A simple declarative sentence can convey important information. For example, "Matt Klein can sing" tells us a plain fact about Matt. Depending on tone and emphasis, even more information can be conveyed about Matt's abilities. But adding the word "you" to the sentence adds a different dimension.
"Matt Klein, you can sing" is unquestionably directed at the subject of the sentence. The addition of the simple pronoun "you" changes our declarative sentence from its function of imparting information. "You" calls us into relationship with Matt.
There was a time early in the history of Jewish prayer when the word "atah" (which means "you") was not necessarily in the brakha. Even without knowing the meanings of all the words, you can hear the difference already between a statement made ABOUT God and a statement made TO God.

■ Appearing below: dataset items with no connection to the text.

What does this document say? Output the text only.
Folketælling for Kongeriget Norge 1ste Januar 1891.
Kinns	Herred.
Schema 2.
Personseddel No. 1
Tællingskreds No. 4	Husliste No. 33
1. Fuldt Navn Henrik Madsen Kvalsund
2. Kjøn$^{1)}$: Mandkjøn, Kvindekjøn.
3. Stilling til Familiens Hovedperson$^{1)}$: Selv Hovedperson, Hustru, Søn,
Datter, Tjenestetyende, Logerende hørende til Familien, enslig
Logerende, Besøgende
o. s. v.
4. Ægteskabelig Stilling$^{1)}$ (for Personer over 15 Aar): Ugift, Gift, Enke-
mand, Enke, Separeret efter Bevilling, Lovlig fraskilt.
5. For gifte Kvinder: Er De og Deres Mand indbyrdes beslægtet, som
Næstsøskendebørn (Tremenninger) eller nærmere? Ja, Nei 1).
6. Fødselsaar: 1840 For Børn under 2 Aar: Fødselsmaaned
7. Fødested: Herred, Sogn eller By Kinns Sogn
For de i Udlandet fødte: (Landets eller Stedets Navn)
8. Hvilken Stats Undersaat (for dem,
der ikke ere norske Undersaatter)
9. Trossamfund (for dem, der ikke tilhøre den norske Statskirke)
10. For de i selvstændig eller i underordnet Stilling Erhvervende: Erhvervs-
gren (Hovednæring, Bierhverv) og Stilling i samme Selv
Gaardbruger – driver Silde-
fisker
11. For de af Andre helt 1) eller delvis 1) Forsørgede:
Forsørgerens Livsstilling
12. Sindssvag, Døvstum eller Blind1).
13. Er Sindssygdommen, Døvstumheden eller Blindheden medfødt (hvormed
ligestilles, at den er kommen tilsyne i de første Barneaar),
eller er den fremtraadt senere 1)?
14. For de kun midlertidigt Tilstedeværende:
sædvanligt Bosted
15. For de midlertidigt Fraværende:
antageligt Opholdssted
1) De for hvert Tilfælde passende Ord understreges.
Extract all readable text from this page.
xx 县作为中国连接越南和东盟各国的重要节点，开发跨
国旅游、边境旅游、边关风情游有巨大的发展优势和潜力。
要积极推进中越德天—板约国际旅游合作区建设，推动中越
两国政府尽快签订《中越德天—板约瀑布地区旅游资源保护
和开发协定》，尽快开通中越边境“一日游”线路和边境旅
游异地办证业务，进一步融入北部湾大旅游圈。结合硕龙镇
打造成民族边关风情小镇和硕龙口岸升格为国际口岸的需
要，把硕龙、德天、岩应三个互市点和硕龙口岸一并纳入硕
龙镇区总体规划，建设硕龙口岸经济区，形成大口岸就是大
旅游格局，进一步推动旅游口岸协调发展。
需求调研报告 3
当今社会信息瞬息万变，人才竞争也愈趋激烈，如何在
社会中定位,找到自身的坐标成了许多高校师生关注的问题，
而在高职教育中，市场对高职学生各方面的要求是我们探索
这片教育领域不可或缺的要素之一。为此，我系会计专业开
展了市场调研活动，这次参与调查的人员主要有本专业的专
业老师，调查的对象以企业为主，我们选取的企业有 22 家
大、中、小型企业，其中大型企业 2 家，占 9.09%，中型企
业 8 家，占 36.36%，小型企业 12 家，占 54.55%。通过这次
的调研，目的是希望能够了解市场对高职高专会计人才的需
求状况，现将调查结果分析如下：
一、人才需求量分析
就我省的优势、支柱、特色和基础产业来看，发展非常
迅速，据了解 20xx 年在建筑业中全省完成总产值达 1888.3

That small word, "you," calls us into relationship.
You can skip this next paragraph and not lose the thrust of this lesson:
It is interesting to me that the direct object marker in Hebrew is part of this word. "Et," which has no meaning at all in English, is the word that precedes a proper noun or a definite article ("ha-") after a verb. It puts the subject of the sentence into a direct relationship with the object. "Et," with a slight difference in the vocalization (vowel) is "at," which is the feminine form of the masculine "atah." The first two words of any brakha are "barukh atah." The first two words of evening and morning worship are "barkhu et."
If you want more explanation of what sounds a little like Martin Buber, his books are readily available. However, I am not an existentialist like he was. The "atah" in the brakha is a reminder that when we pray, we are not speaking into the ether, nor are we merely reflecting on the nature of things, nor are we just searching the recesses of our hearts. Prayer is not impersonal.